I didn’t know how long it took, maybe twenty minutes, before the car slowed. Suzette asked, “Can you pull up on Rue La Belle? I won’t be long.”
Franco grunted in acknowledgement, and after a few turns, we entered a bustling township. Sounds of chattering voices and traffic thrilled me. So close to being free.
I dared open my eyes. Pedestrians skirted the car, and cute ancient buildings hovered in French glory.
Suzette climbed out. “Merci, Franco, à plus tard.” I’ll see you soon.
“I’ll be back at the car in ten minutes.” His voice rasped. I couldn’t believe my eyes as Franco locked the door and strode off, swallowed immediately by the bustling crowd.

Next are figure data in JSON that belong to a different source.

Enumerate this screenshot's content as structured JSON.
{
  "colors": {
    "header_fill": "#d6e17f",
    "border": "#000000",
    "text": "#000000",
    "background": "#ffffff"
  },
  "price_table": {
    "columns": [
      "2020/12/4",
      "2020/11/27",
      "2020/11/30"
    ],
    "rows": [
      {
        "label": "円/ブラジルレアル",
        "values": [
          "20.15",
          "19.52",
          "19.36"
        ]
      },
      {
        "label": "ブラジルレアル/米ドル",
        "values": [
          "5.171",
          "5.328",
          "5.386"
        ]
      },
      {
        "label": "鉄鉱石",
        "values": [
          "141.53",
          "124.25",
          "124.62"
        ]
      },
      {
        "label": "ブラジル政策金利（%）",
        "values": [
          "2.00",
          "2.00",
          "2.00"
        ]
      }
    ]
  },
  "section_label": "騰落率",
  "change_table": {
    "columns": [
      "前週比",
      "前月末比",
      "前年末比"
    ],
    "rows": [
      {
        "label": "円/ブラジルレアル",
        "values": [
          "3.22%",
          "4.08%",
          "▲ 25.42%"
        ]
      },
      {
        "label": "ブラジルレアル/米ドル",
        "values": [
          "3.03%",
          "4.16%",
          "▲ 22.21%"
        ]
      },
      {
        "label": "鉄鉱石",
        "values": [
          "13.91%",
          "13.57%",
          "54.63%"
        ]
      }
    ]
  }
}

I lay on the floor, sucking greedy breaths in the empty car. I was alone!
Wait before you run.
My body shook with the need to flee, but I waited an agonising minute. Slowly, I unfolded from the floor, reaching to unlock the door. I tried to clamber out quickly, but my legs cramped and I sprawled in the path of an elderly woman. Pretty cobblestones bit my ass as I looked up.
She frowned, hoisting her bag higher on her shoulder. “Excusez-moi,” she said, inching around, continuing on her way.
I bounced upright, commanding my limbs to un-atrophy so I could run.
The busy street looked the epitome of France. Quaint shop signs dangled in front of wonky buildings with flower baskets and fresh fruit in bushels looking waxy and delicious in the winter sun. Everything was written in French, and I knew I’d be lost within a moment. Where the hell was this place? Were we close to Paris?
I blinked in wonderment. I would never take freedom for granted again. After being caged for weeks, the breeze on my skin felt foreign; the sun an old missed friend. My heart flew. I escaped.
I didn’t know which way Suzette or Franco went, so kept my eyes trained on the crowd, dashing fugitively across the road to the green grocer.
“Bonjour, ma belle,” an elderly man said, tilting his head as I darted past. Rows upon rows of food made my mouth water. Everything was a burst of sensation, colour—a marvel to my senses.
Being in a crowd liberated and intoxicated. I never realised how much I needed to be a part of something. Sure, insecurities of being unwanted stemmed from lack of parental love, but up till now, I never evaluated how much I thrived at university. I had friends. Good friends.
My eyes pricked remembering Fiona, Marion, and Stacey. Women who I’d studied with and sketched the most far out buildings we could imagine. Tree houses. Underwater mansions. And yet, they didn’t know me. I never told them what I wished Brax would do. Even when we shared kinky conversation, I never opened up and admitted I wanted to be a submissive, just for one night.
My heart tripped. What would they say if they knew what happened? Would they understand how disobedient my body had been? How the sexual tension, the unwanted boiling, crippling need inside made me wet for a man I hated?